Perceptor process would carry on further computations on processed data received by Communicator process. It would extract more information from this data such as doing localization, identifying the position of ball and position of teammates etc. It will also spawn child processes to do these tasks e.g. a separate process for localization.
Thinker process would communicate to Perceptor process and would make strategies and plan based on information received from Perceptor. With this, Thinker process will maintain its state and form rules and exhibit behaviors. Finally, it would talk to Effector process to give it commands as part of action plan to be executed.
Effector process would be responsible to obtain actions from Thinker and calculate the exact angles for joints and sends them to communicator process. Communicator process would then send the data to server. Effector process may spawn child processes for several calculations i.e. to calculate different types of walk or dribble.Messenger process would be responsible to communicate to other fellow agents. It would encode and decode the messages during the match. This way the agents would be able to collaborate with each other. This process would work individually and would only be executed when there is a message to send or process.


Conclusion
Author has discussed the detailed literature survey done on use of Erlang, an actor based programming language, in robot agent applications. Furthermore, author has offered a methodology to make concurrent Robocup Soccer Agent application. The devised methodology can be used to create agents which are concurrent and fault-tolerant. From literature study, it is prominent that Erlang can give best results when used in multi-agent system.


References
Earle, Clara Benac, Lars-Åke Fredlund, José Antonio Iglesias, and Agapito Ledezma. "Verifying robocup teams." In International Workshop on Model Checking and Artificial Intelligence, pp. 34-48. Springer Berlin Heidelberg, 2008.

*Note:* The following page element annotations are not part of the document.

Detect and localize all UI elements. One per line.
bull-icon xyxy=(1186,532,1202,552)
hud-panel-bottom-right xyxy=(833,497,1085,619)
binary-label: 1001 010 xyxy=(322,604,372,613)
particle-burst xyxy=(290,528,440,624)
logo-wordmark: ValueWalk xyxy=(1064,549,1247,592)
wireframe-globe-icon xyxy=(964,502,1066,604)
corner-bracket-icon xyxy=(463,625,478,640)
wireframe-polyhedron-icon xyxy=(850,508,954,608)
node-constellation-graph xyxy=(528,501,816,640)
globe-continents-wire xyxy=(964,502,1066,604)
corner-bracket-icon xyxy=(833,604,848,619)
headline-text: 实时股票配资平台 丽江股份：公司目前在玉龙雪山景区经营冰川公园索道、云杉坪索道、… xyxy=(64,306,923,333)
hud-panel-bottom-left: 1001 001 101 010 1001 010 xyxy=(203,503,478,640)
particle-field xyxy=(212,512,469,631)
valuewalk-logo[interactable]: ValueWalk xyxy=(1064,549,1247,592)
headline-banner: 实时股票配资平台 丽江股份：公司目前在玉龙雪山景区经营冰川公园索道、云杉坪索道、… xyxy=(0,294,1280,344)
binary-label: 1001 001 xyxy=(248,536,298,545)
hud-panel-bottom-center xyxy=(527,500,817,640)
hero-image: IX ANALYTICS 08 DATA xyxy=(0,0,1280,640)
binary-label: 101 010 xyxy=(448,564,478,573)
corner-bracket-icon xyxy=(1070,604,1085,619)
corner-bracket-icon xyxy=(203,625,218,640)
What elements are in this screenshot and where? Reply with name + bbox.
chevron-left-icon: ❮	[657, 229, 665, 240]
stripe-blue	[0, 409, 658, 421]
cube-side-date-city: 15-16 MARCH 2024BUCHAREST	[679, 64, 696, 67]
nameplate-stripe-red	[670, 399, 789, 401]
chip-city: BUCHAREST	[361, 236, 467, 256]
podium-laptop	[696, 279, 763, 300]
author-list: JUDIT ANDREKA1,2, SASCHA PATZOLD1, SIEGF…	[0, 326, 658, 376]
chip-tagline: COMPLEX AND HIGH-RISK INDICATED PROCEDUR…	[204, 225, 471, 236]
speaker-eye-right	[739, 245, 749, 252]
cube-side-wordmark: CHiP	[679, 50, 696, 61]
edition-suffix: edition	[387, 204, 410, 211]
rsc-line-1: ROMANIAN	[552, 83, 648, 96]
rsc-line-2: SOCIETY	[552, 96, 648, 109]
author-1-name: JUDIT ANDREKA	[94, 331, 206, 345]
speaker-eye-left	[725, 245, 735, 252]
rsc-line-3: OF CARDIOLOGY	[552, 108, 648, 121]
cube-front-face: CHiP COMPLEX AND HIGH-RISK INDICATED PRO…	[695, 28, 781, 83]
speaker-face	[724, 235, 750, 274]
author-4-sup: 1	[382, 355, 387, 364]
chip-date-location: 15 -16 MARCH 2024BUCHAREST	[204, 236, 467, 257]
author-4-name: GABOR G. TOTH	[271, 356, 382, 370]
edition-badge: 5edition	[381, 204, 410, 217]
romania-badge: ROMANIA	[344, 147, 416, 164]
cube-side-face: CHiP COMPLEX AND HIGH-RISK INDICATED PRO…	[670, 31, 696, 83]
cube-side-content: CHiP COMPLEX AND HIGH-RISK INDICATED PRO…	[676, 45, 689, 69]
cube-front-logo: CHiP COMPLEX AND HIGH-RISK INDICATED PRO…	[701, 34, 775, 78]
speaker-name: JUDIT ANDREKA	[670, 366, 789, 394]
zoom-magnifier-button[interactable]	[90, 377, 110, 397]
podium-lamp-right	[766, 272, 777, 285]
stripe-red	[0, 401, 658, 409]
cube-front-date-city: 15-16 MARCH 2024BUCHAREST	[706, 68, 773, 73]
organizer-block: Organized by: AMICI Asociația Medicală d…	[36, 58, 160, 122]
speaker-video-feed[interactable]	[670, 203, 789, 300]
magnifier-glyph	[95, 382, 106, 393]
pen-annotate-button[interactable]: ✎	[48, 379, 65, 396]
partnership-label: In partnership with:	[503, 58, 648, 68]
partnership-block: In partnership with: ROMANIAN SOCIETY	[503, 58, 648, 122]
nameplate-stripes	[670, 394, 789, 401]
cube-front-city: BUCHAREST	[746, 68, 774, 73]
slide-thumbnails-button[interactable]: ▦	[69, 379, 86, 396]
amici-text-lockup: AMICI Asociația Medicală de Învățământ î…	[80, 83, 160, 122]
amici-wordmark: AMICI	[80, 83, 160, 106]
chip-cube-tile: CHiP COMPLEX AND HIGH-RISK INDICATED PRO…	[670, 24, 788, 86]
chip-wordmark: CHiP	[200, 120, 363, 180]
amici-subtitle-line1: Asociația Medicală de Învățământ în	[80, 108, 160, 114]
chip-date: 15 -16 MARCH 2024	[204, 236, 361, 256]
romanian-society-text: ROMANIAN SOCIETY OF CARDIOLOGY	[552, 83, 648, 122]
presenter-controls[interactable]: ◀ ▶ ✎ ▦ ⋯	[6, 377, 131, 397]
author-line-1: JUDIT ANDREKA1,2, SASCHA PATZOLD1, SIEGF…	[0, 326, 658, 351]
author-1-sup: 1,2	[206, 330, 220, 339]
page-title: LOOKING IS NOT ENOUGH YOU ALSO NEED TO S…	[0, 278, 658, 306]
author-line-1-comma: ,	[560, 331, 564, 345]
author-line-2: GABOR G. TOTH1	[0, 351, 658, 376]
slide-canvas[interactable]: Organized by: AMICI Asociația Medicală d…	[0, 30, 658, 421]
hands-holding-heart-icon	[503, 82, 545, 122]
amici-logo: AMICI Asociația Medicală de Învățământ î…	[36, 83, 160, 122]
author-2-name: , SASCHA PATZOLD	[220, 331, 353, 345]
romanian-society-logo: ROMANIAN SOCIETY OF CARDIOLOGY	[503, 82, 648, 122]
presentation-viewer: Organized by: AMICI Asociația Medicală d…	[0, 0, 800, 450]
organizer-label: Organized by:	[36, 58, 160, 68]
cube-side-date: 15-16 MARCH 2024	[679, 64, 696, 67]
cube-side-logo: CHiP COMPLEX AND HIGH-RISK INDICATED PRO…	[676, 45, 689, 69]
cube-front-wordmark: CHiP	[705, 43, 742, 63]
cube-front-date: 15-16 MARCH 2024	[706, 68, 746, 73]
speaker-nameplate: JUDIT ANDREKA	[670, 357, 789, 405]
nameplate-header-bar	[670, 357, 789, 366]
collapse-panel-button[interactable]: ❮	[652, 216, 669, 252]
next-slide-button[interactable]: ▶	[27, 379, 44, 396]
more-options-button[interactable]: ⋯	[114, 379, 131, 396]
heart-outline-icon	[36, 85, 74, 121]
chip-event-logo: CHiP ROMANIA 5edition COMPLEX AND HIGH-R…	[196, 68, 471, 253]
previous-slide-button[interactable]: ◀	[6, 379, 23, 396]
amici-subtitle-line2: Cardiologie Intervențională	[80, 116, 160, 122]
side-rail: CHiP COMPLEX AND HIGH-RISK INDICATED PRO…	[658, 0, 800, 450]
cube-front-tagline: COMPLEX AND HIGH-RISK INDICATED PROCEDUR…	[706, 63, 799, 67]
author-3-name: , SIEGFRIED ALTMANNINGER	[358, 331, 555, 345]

Grüner, Sten, and Thomas Lorentsen. "Teaching Erlang using robotics and player/stage." In Proceedings of the 8th ACM SIGPLAN workshop on ERLANG, pp. 33-40. ACM, 2009.


Karmani, Rajesh K., Amin Shali, and Gul Agha. "Actor frameworks for the JVM platform: a comparative analysis." In Proceedings of the 7th International Conference on Principles and Practice of Programming in Java, pp. 11-20. ACM, 2009.


Santoro, Corrado. "An erlang framework for autonomous mobile robots." In Proceedings of the 2007 SIGPLAN workshop on ERLANG Workshop, pp. 85-92. ACM, 2007.


Di Stefano, Antonella, and Corrado Santoro. "eXAT: an Experimental Tool for Programming Multi-Agent Systems in Erlang." In WOA, vol. 12, pp. 1-127. 2003.


Di Stefano, Antonella, and Corrado Santoro. "Using the Erlang language for multi-agent systems implementation." In IEEE/WIC/ACM International Conference on Intelligent Agent Technology, pp. 679-685. IEEE, 2005.


Szomiński, Szymon, Konrad Gądek, Michal Konarski, Bogna Błaszczyk, Piotr Anielski, and Wojciech Turek. "Development of a cyber-physical system for mobile robot control using erlang." In Computer Science and Information Systems (FedCSIS), 2013 Federated Conference on, pp. 1441-1448. IEEE, 2013.


Varela, Carlos, Carlos Abalde, Laura Castro, and José Gulias. "On modelling agent systems with Erlang." In Proceedings of the 2004 ACM SIGPLAN workshop on Erlang, pp. 65-70. ACM, 2004.


Note: The research is still going on and I am writing erlang code for Robocup Soccer Agent. I would include results in my next research paper which I will self-publish here. Soon, I would also make the code open source.